Show that Cov(X,Y)=0 while X and Y are dependent

Question

Problem:

Show that $Cov(X,Y)=0$ while X and Y are dependent.$$f_{X,Y}(x,y)=\begin{cases}1 \ &\text{ for } -y<x<y,0<y<1\\0\ &\text{ otherwise } \end{cases}$$

Attempt:

Starting by drawing the domain for the joint density function I derive a triangle with corners in (0,0), (1,0) and (1,1).

My solution strategy hence becomes to compute the corresponding marginal density functions from: $$f_{X}(x)=\int_{\in D} f_{X,Y}(x,y) \text{ }dy $$ and to compute the covariance from: $$Cov(X,Y)=E[XY]-E[X]E[Y].$$ The expected value for X is derived from: $$E[X]=\int_{-\infty}^\infty x f_{X}(x) \text{ }dx $$ and E[Y] is similarly computed. Likewise $$E[XY]=\int_{-\infty}^\infty\int_{-\infty}^\infty xy f_{X,Y}(x,y) \text{ }dxdy. $$

Lastly, dependent variables would not fulfil the independent criterion: $$f_{X,Y}(x,y)=f_X(x)f_Y(y).$$ I suspect that my marginal density functions are incorrect since I fail to get the equality: $$E[XY]=E[X]E[Y]$$ Which in turn implies that I have misinterpreted the domain or the boundaries from which the marginal densities are computed. I am again solving this as an exercise in my probability course and any help would be greatly appreciated!

Answer 1

The support comprises a triangle with vertices $(0,0)$, $(1,1)$, and $(-1,1)$. Thus, the proper calculation should show that $\operatorname{E}[X] = 0$, $\operatorname{E}[Y] = 2/3$, and $$\operatorname{E}[XY] = \int_{y=0}^1 \int_{x=-y}^y xy \, dx \, dy = 0.$$ Thus $$\operatorname{Cov}[X,Y] = 0$$ as claimed, but clearly $X$ and $Y$ are not independent.

Answer 2

The support is the triangle $\triangle (0,0)(-1,1)(1,1)$ because, notice for any $y\in(0;1)$ that $x\in(-y;y)$.   Thus establishing the bounds: $$\mathsf E(g(X,Y)) =\int_0^1\int_{-y}^y g(x,y) \operatorname d x\operatorname d y$$

However, you can demonstrate the required result without integration.

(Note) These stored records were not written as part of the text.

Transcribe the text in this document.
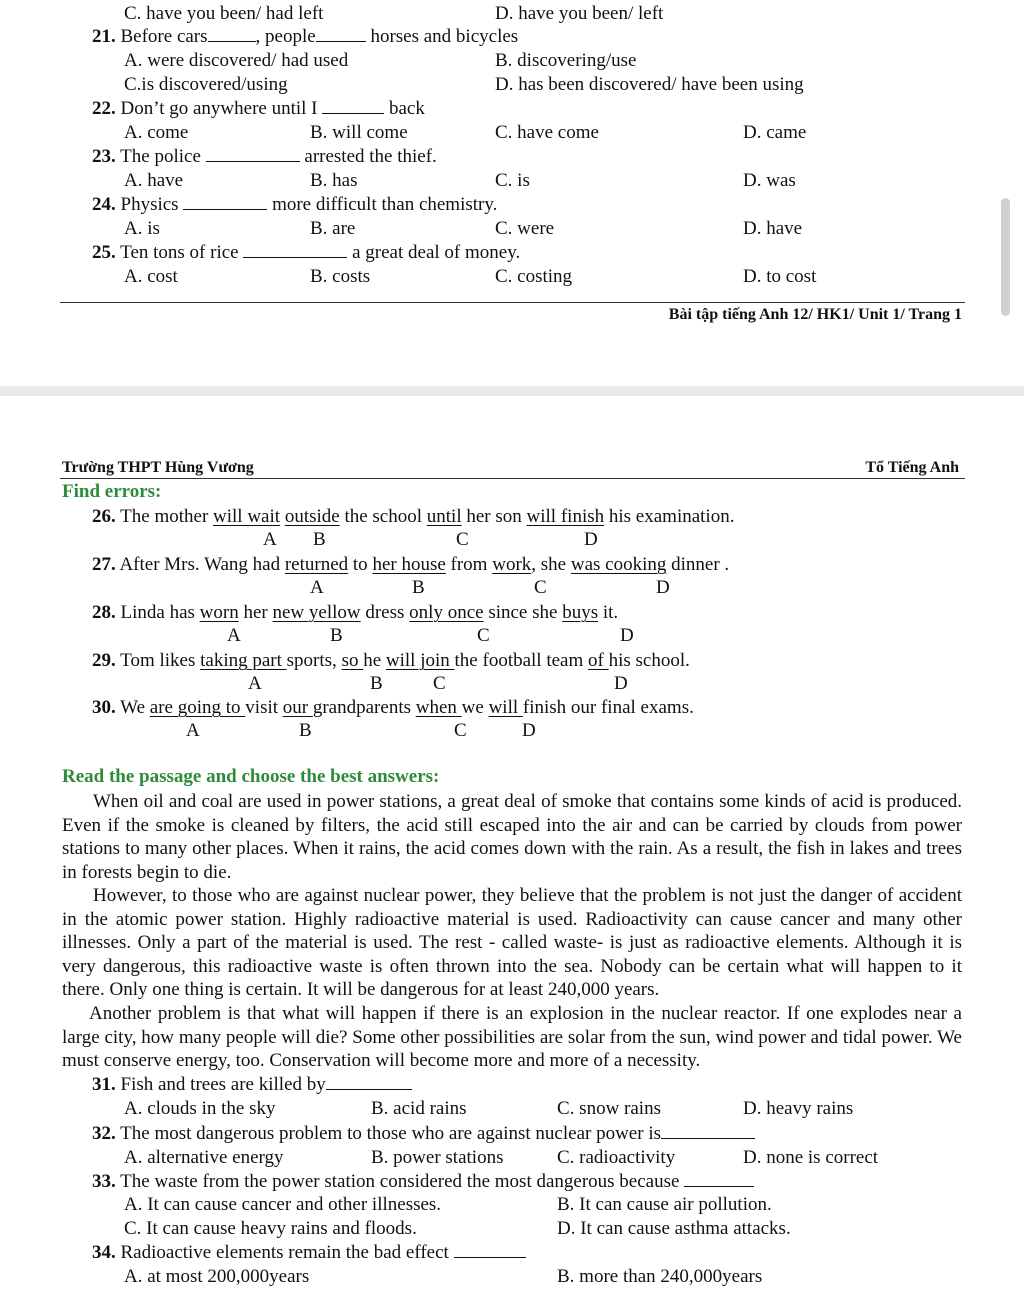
C. have you been/ had left	D. have you been/ left
21. Before cars	, people	horses and bicycles
A. were discovered/ had used	B. discovering/use
C.is discovered/using	D. has been discovered/ have been using
22. Don’t go anywhere until I	back
A. come	B. will come	C. have come	D. came
23. The police	arrested the thief.
A. have	B. has	C. is	D. was
24. Physics	more difficult than chemistry.
A. is	B. are	C. were	D. have
25. Ten tons of rice	a great deal of money.
A. cost	B. costs	C. costing	D. to cost
Bài tập tiếng Anh 12/ HK1/ Unit 1/ Trang 1
Trường THPT Hùng Vương	Tổ Tiếng Anh
Find errors:
26. The mother will wait outside the school until her son will finish his examination.
A B	C	D
27. After Mrs. Wang had returned to her house from work, she was cooking dinner .
A	B	C	D
28. Linda has worn her new yellow dress only once since she buys it.
A	B	C	D
29. Tom likes taking part sports, so he will join the football team of his school.
A	B	C	D
30. We are going to visit our grandparents when we will finish our final exams.
A	B	C	D
Read the passage and choose the best answers:
When oil and coal are used in power stations, a great deal of smoke that contains some kinds of acid is produced. Even if the smoke is cleaned by filters, the acid still escaped into the air and can be carried by clouds from power stations to many other places. When it rains, the acid comes down with the rain. As a result, the fish in lakes and trees in forests begin to die.
However, to those who are against nuclear power, they believe that the problem is not just the danger of accident in the atomic power station. Highly radioactive material is used. Radioactivity can cause cancer and many other illnesses. Only a part of the material is used. The rest - called waste- is just as radioactive elements. Although it is very dangerous, this radioactive waste is often thrown into the sea. Nobody can be certain what will happen to it there. Only one thing is certain. It will be dangerous for at least 240,000 years.
Another problem is that what will happen if there is an explosion in the nuclear reactor. If one explodes near a large city, how many people will die? Some other possibilities are solar from the sun, wind power and tidal power. We must conserve energy, too. Conservation will become more and more of a necessity.
31. Fish and trees are killed by
A. clouds in the sky	B. acid rains	C. snow rains	D. heavy rains
32. The most dangerous problem to those who are against nuclear power is
A. alternative energy	B. power stations	C. radioactivity	D. none is correct
33. The waste from the power station considered the most dangerous because
A. It can cause cancer and other illnesses.	B. It can cause air pollution.
C. It can cause heavy rains and floods.	D. It can cause asthma attacks.
34. Radioactive elements remain the bad effect
A. at most 200,000years	B. more than 240,000years
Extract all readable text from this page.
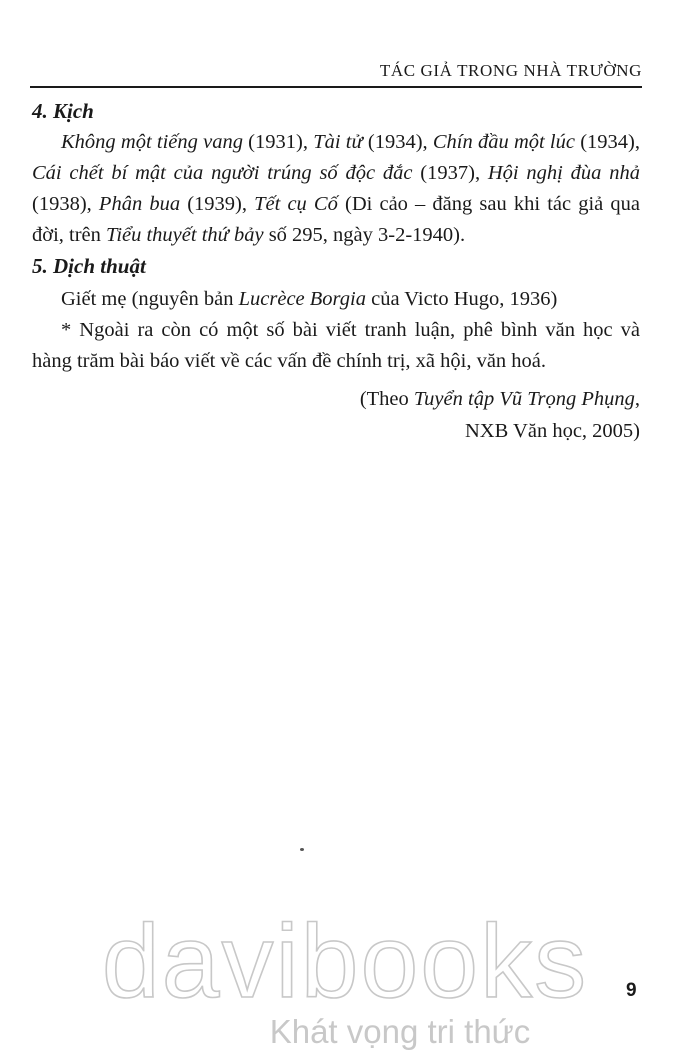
TÁC GIẢ TRONG NHÀ TRƯỜNG
4. Kịch

Không một tiếng vang (1931), Tài tử (1934), Chín đầu một lúc (1934), Cái chết bí mật của người trúng số độc đắc (1937), Hội nghị đùa nhả (1938), Phân bua (1939), Tết cụ Cố (Di cảo – đăng sau khi tác giả qua đời, trên Tiểu thuyết thứ bảy số 295, ngày 3-2-1940).

5. Dịch thuật

Giết mẹ (nguyên bản Lucrèce Borgia của Victo Hugo, 1936)

* Ngoài ra còn có một số bài viết tranh luận, phê bình văn học và hàng trăm bài báo viết về các vấn đề chính trị, xã hội, văn hoá.

(Theo Tuyển tập Vũ Trọng Phụng,
NXB Văn học, 2005)
9
davibooks
Khát vọng tri thức
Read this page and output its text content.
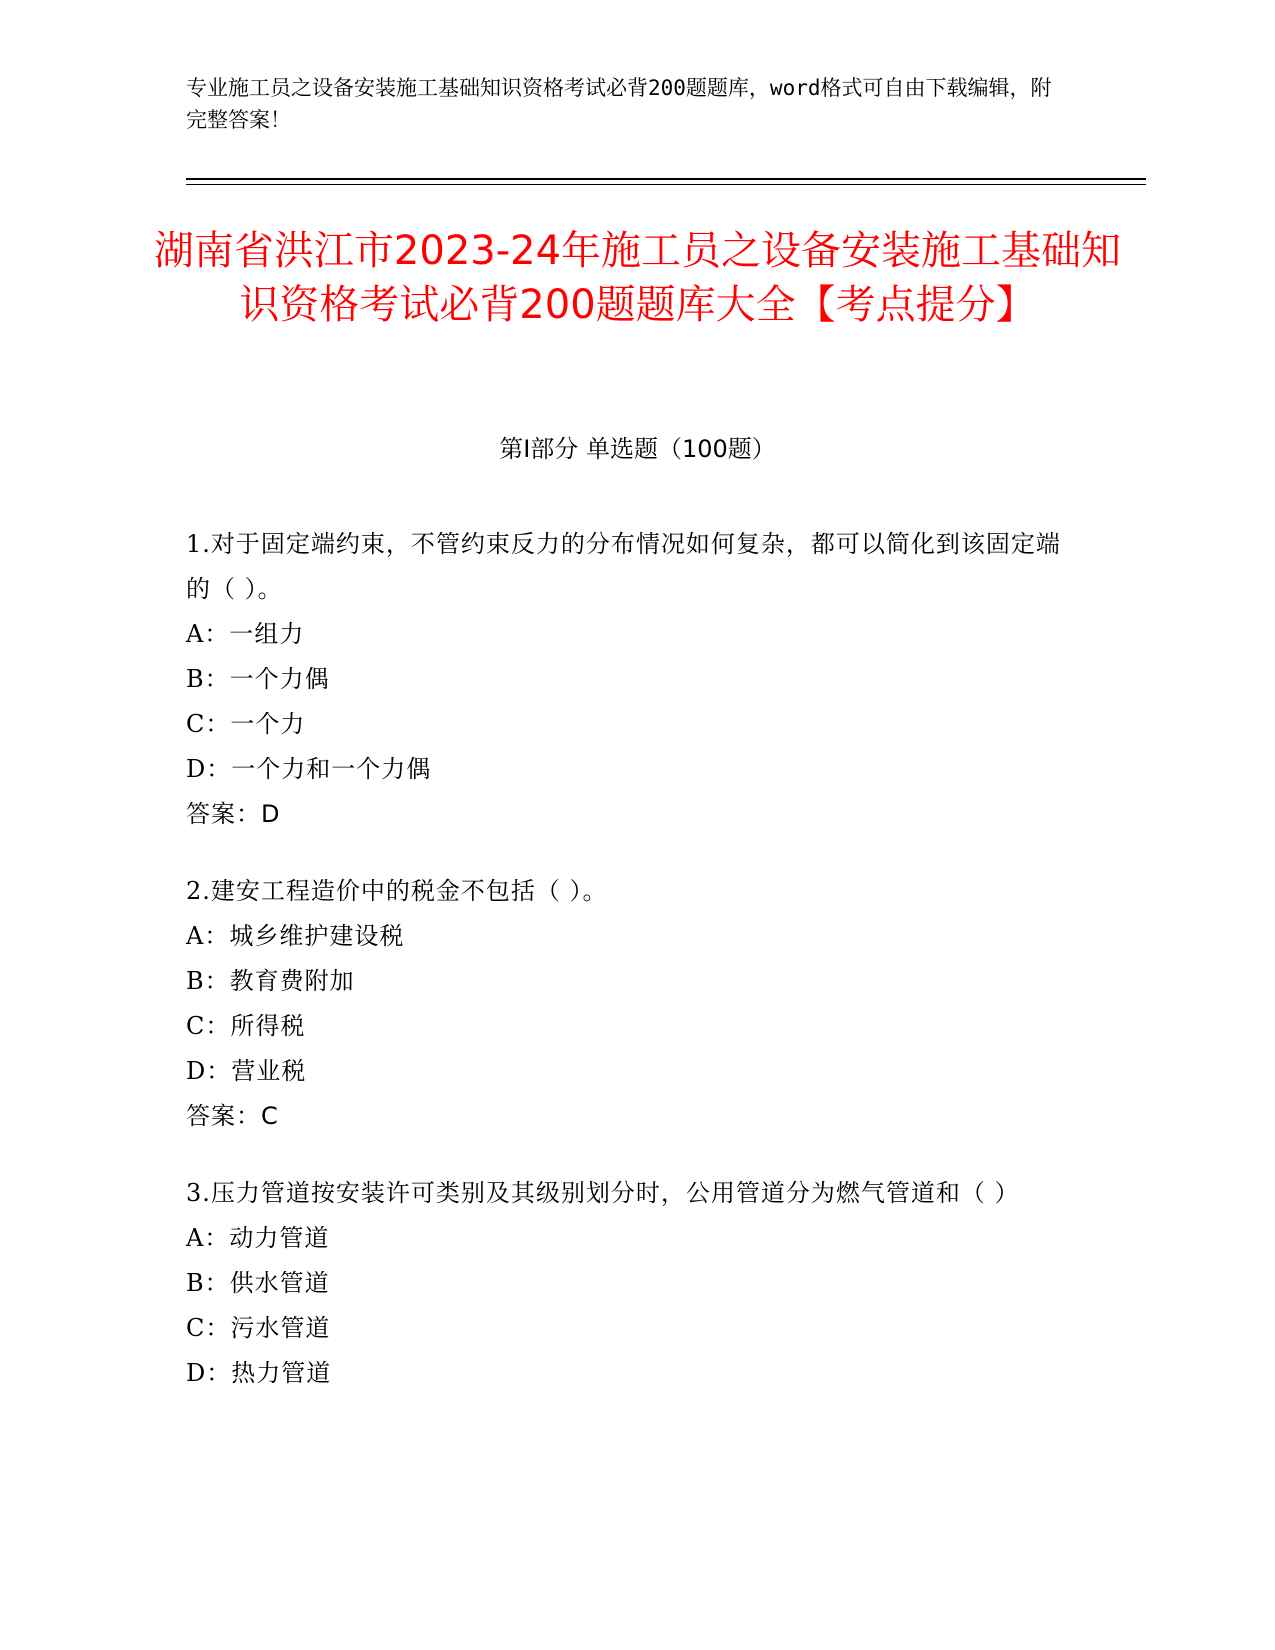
专业施工员之设备安装施工基础知识资格考试必背200题题库，word格式可自由下载编辑，附完整答案！
湖南省洪江市2023-24年施工员之设备安装施工基础知识资格考试必背200题题库大全【考点提分】
第I部分 单选题（100题）
1.对于固定端约束，不管约束反力的分布情况如何复杂，都可以简化到该固定端的（ ）。
A：一组力
B：一个力偶
C：一个力
D：一个力和一个力偶
答案：D
2.建安工程造价中的税金不包括（ ）。
A：城乡维护建设税
B：教育费附加
C：所得税
D：营业税
答案：C
3.压力管道按安装许可类别及其级别划分时，公用管道分为燃气管道和（ ）
A：动力管道
B：供水管道
C：污水管道
D：热力管道
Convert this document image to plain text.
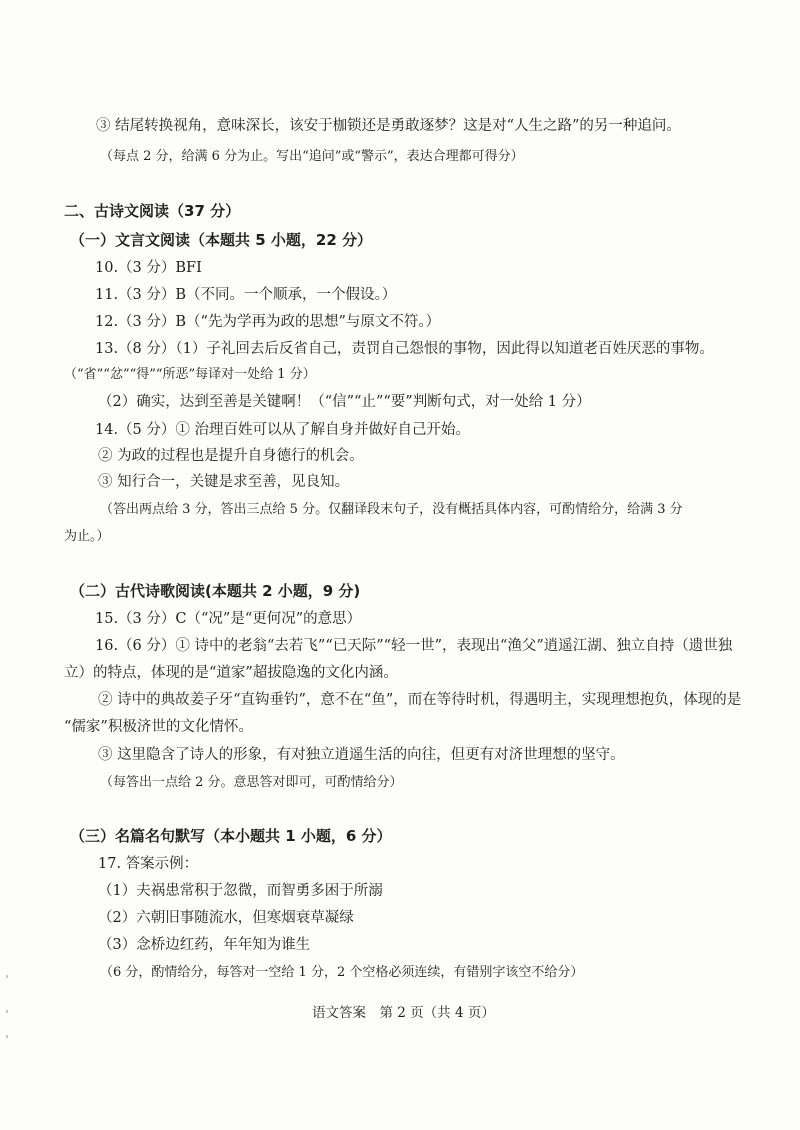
③ 结尾转换视角，意味深长，该安于枷锁还是勇敢逐梦？这是对“人生之路”的另一种追问。
（每点 2 分，给满 6 分为止。写出“追问”或“警示”，表达合理都可得分）
二、古诗文阅读（37 分）
（一）文言文阅读（本题共 5 小题，22 分）
10.（3 分）BFI
11.（3 分）B（不同。一个顺承，一个假设。）
12.（3 分）B（“先为学再为政的思想”与原文不符。）
13.（8 分）（1）子礼回去后反省自己，责罚自己怨恨的事物，因此得以知道老百姓厌恶的事物。
（“省”“忿”“得”“所恶”每译对一处给 1 分）
（2）确实，达到至善是关键啊！（“信”“止”“要”判断句式，对一处给 1 分）
14.（5 分）① 治理百姓可以从了解自身并做好自己开始。
② 为政的过程也是提升自身德行的机会。
③ 知行合一，关键是求至善，见良知。
（答出两点给 3 分，答出三点给 5 分。仅翻译段末句子，没有概括具体内容，可酌情给分，给满 3 分
为止。）
（二）古代诗歌阅读(本题共 2 小题，9 分)
15.（3 分）C（“况”是“更何况”的意思）
16.（6 分）① 诗中的老翁“去若飞”“已天际”“轻一世”，表现出“渔父”逍遥江湖、独立自持（遗世独
立）的特点，体现的是“道家”超拔隐逸的文化内涵。
② 诗中的典故姜子牙“直钩垂钓”，意不在“鱼”，而在等待时机，得遇明主，实现理想抱负，体现的是
“儒家”积极济世的文化情怀。
③ 这里隐含了诗人的形象，有对独立逍遥生活的向往，但更有对济世理想的坚守。
（每答出一点给 2 分。意思答对即可，可酌情给分）
（三）名篇名句默写（本小题共 1 小题，6 分）
17. 答案示例：
（1）夫祸患常积于忽微，而智勇多困于所溺
（2）六朝旧事随流水，但寒烟衰草凝绿
（3）念桥边红药，年年知为谁生
（6 分，酌情给分，每答对一空给 1 分，2 个空格必须连续，有错别字该空不给分）
语文答案　第 2 页（共 4 页）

The support is : $\{(x,y):−y<x<y,0<y<1\}$ and the density is uniform within the support, so we may use the known properties of uniform distributions.   Mainly: $$\begin{align}\because~&X\mid Y~\sim~\mathcal U(-Y;Y)\\[2ex]\therefore ~&\mathsf E(X\mid Y) ~=~ \dfrac{Y-(-Y)}{2}~=~0\end{align}$$

Now $\mathsf {Cov}(X,Y) = \mathsf E(Y\,\mathsf E(X\mid Y))- \mathsf E(Y)\,\mathsf E(\mathsf E(X\mid Y))$ by the tower property. (Law of Iterated Expectation). So $$\mathsf {Cov}(X,Y)=0$$

There is clearly a relation between $X,Y$, as the larger the value of $Y$ the wider the range of $X$, however the relation is not linear as $X$ is symmetrically distributed around zero regardless of the value of $Y$.